I should add “again” somewhere in that title but it’s Mark Ruffalo. You know what he’s about.
The Hulk endorsed Sen. Bernie Sanders for President in 2020 through a video on Sanders’s campaign website. I’m not altogether unsurprised by this. Ruffalo is somewhere left of Marx, and Sanders’s idea of a romantic honeymoon was to sing songs in a sweltering room filled with communists with his shirt off.
But what struck me wasn’t his endorsement, it was the comment Ruffalo made when he did it.
“People considered those things to be pie in the sky in 2016, right? Now they are the norm because Bernie stood and walked into those issues that he knew were the right issues for the American working class.”
“He is the original progressive,” Ruffalo added.
That’s when Ruffalo dropped what would be considered incredibly bizarre in a sane world, which we apparently do not live in.
“We need a leader who’s actually one of us, and Bernie is one of us and he’s always been one of us,” he said.
One of us?
Did Mark Ruffalo forget who he is? Does he know who Bernie Sanders is?
Just in case the answer to both of those questions is lost in a cloud of confusion, let me assist Ruffalo in reminding him what’s what.
Ruffalo’s net worth is estimated to be somewhere in the $30 million range. He’s a very famous actor thanks to his involvement in the Disney/Marvel franchise, and appearance in movies that grossed billions of dollars. This man is so well looked after by executives that if he became hurt in any way, heaven and earth would be moved in order to make him better as quickly as humanly possible. Why? Because his participation in the private market makes people a lot of money, and only the best in private healthcare would be good enough.

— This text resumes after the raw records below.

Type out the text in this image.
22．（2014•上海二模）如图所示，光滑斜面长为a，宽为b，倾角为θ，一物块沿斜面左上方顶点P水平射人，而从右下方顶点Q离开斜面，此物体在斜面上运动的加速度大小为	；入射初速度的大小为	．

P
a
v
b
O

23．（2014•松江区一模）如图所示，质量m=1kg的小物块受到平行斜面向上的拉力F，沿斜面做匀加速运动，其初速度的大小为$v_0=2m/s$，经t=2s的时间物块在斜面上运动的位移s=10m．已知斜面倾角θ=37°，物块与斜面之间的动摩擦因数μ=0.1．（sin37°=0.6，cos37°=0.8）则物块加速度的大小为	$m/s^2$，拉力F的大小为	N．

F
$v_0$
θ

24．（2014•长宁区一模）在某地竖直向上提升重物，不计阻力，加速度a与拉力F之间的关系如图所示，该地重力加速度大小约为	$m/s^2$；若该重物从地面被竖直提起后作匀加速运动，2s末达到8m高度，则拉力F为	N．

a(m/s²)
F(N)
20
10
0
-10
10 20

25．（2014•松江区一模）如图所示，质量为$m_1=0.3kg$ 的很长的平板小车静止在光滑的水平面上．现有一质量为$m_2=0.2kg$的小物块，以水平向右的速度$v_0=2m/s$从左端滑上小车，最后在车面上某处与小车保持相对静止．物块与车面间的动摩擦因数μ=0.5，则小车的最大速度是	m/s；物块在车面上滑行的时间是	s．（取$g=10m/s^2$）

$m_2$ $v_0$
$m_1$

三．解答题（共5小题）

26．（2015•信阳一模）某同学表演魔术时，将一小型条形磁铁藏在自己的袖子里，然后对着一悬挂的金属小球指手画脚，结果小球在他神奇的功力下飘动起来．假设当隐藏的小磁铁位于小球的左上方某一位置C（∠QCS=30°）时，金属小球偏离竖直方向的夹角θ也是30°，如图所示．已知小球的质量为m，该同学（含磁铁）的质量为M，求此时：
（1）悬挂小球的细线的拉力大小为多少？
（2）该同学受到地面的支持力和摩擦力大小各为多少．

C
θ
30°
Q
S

Raising taxes on Ruffalo wouldn’t hurt him that much. He’d barely feel it, so he can sit there and advocate for major social programs to take effect without worry about having to pay more. He’s Mark Ruffalo. He’ll just do another Marvel movie and pad his bank account with so much cash that Scrooge McDuck would think it’s a little much.
Ruffalo has three children and they live in Manhattan. Do you think Ruffalo, with all his fame and wealth, lives in a rundown apartment and sends his kids to a public school nearby?
Now let’s look at Bernie “one of us” Sanders.
Sanders isn’t as wealthy as Ruffalo by a long shot, but he’s still a millionaire, being worth an estimated $2 million. He also famously owns three houses. According to Fox News, he bought a $575,000 four-bedroom lake-front home in his home state in 2016. This on top of his row house in Washington D.C., and his house in Burlington, Vermont.
Sanders makes a Senator’s pay of $174,000 a year, plus all the benefits that go with that. The popularity of Sanders also allows him for other ways to make money, specifically book deals, which scored him over $500,000 in 2017. When Sanders finally retires, he will do so with $1 million saved up thanks to his pension.
I know I don’t make that much, and unless you’re one of my wealthier readers, you don’t either.
Neither one of these men trying to push the idea that they’re “one of us” is one of us. These people live lives of wealth and comfort that most of us only dream of. The policies they plan to enact, should they get their way, will hardly damage them in the long run. Certainly not how it would damage us, the taxpayer, who will have to feel the most ache when paying for all this free stuff and “human rights” they like to talk about.
This is the thing that drives me up a wall about Hollywood celebrities. While I don’t have any problem with people being wealthy and using that wealth to purchase the best life possible for them and their family, they no longer have the right to pretend they’re just like us. They’re not.
They might have the same interests as I do, enjoy the same hobbies, eating the same food, etc., but that’s just being relatable. If I run into serious problems, my financial situation will become tight, if not dire. Ruffalo and Sanders can throw money at the problem and still have so much leftover that it’ll hardly be a speed bump on their respective paths.
Yet the Hollywood seven-figure-socialists continue to talk like they’re one of us and have our best interests in mind. They even denounce the very system that made them wealthy and cheers alongside people shouting about how we should eat the rich.
This is either delusion or hucksterism.